Per ventiquattro lunghi giorni, e senza una fine in vista, il governo israeliano ha commesso un genocidio contro i palestinesi a Gaza con il sostegno esplicito e incondizionato del governo degli Stati Uniti. Il 7 ottobre, in risposta a un attacco terroristico di Hamas che ha ucciso circa 1.400 persone in Israele, le sue forze hanno scatenato l’inferno su Gaza.
L’esercito israeliano ha iniziato a bombardare indiscriminatamente case, moschee, chiese, ospedali e scuole nella sovrappopolata enclave palestinese, uccidendo migliaia di civili palestinesi. Israele ha anche messo la Striscia sotto assedio totale, impedendo l’ingresso di acqua, cibo, carburante, elettricità e forniture mediche, e lasciando più di due milioni di persone a rischio di morte per fame, disidratazione e malattie.
Affinché tali crimini di guerra potessero essere commessi sotto gli occhi di tutti e senza alcuna contestazione significativa da parte della comunità internazionale, i palestinesi destinatari delle bombe israeliane dovevano essere disumanizzati e i loro alleati nel mondo screditati come antisemiti e violenti.
Tale alterazione avviene attraverso un meccanismo relativamente semplice. In primo luogo, i palestinesi come gruppo sono presentati come barbari, violenti e soprattutto meno che umani, quindi le persone in tutto il mondo non si oppongono al fatto che vengano uccisi e affamati indiscriminatamente. Quindi coloro che non credono a questa narrativa razzista e insistono nel protestare contro l’oppressione del popolo palestinese vengono denigrati, censurati, denigrati e criminalizzati.

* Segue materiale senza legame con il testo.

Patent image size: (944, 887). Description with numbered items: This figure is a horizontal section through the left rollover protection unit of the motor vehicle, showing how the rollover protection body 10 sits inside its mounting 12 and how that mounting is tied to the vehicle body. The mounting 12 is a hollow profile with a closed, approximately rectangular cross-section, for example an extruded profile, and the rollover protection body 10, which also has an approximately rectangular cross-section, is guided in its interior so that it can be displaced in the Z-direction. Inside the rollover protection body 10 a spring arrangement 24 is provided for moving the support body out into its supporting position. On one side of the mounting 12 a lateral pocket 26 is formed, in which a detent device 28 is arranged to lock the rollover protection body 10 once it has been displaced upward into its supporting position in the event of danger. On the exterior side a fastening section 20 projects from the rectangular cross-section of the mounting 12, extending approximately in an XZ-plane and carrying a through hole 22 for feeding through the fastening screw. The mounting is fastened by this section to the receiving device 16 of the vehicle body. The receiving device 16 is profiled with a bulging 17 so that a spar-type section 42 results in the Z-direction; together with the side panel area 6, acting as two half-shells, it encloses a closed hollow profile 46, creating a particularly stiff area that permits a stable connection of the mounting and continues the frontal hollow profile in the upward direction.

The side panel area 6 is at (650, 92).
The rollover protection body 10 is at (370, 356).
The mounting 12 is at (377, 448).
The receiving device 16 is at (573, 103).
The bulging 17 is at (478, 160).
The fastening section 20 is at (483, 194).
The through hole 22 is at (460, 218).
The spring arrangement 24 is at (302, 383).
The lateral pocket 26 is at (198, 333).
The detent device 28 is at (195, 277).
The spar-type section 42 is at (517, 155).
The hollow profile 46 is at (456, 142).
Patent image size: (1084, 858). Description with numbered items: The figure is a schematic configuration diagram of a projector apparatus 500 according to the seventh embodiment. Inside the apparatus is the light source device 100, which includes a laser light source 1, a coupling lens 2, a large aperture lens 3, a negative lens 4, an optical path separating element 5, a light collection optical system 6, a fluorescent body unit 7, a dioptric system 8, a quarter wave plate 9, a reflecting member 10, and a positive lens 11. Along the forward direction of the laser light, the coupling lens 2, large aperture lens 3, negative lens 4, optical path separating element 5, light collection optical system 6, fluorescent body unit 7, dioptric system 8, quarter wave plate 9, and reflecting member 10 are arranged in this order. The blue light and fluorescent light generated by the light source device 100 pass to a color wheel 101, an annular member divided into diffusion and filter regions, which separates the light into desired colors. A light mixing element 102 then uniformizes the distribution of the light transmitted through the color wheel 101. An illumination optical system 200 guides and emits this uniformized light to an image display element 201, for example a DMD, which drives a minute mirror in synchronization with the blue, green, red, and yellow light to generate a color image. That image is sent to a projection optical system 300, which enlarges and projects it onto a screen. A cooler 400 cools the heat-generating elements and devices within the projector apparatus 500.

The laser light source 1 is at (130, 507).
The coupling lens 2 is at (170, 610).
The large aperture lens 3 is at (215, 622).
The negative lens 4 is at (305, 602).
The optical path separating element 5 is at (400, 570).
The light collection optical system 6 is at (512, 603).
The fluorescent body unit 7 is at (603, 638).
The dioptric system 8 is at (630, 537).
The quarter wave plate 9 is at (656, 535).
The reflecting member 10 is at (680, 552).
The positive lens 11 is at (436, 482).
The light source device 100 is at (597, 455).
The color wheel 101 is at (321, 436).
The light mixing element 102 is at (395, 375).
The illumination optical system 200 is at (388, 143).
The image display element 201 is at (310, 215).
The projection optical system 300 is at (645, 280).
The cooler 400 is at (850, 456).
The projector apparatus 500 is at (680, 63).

In prima linea in numerosi movimenti di base, intellettuali e politici che si oppongono ai crimini di guerra in corso da parte di Israele, negli Stati Uniti e altrove nell’Occidente fermamente filo-israeliano, ci sono donne musulmane. Coraggiose donne palestinesi, arabe, dell’Asia meridionale e nere stanno guidando proteste di massa, campagne di azione politica, insegnamenti nelle università, raccolte fondi per aiuti umanitari e scrivono lettere ai presidenti delle università, chiedendo di proteggere i loro studenti palestinesi e musulmani dal doxing e dalle molestie. e intimidazioni da parte delle organizzazioni sioniste dentro e fuori il campus.
L’impegno civico e politico di queste donne musulmane si scontra quasi sempre con attacchi alla loro stessa sicurezza, diffamazione del loro carattere e minacce al loro impiego, il tutto volto a mettere a tacere le loro voci.
Se queste minacce alle loro vite e ai loro mezzi di sostentamento non funzionano, le donne musulmane che parlano a nome dei palestinesi – specialmente quelle che ricoprono posizioni nell’istruzione superiore – vengono liquidate come “troppo emotive”, “ignoranti”, “bigotte” o “professionalmente incompetenti”. dai loro coetanei filo-israeliani.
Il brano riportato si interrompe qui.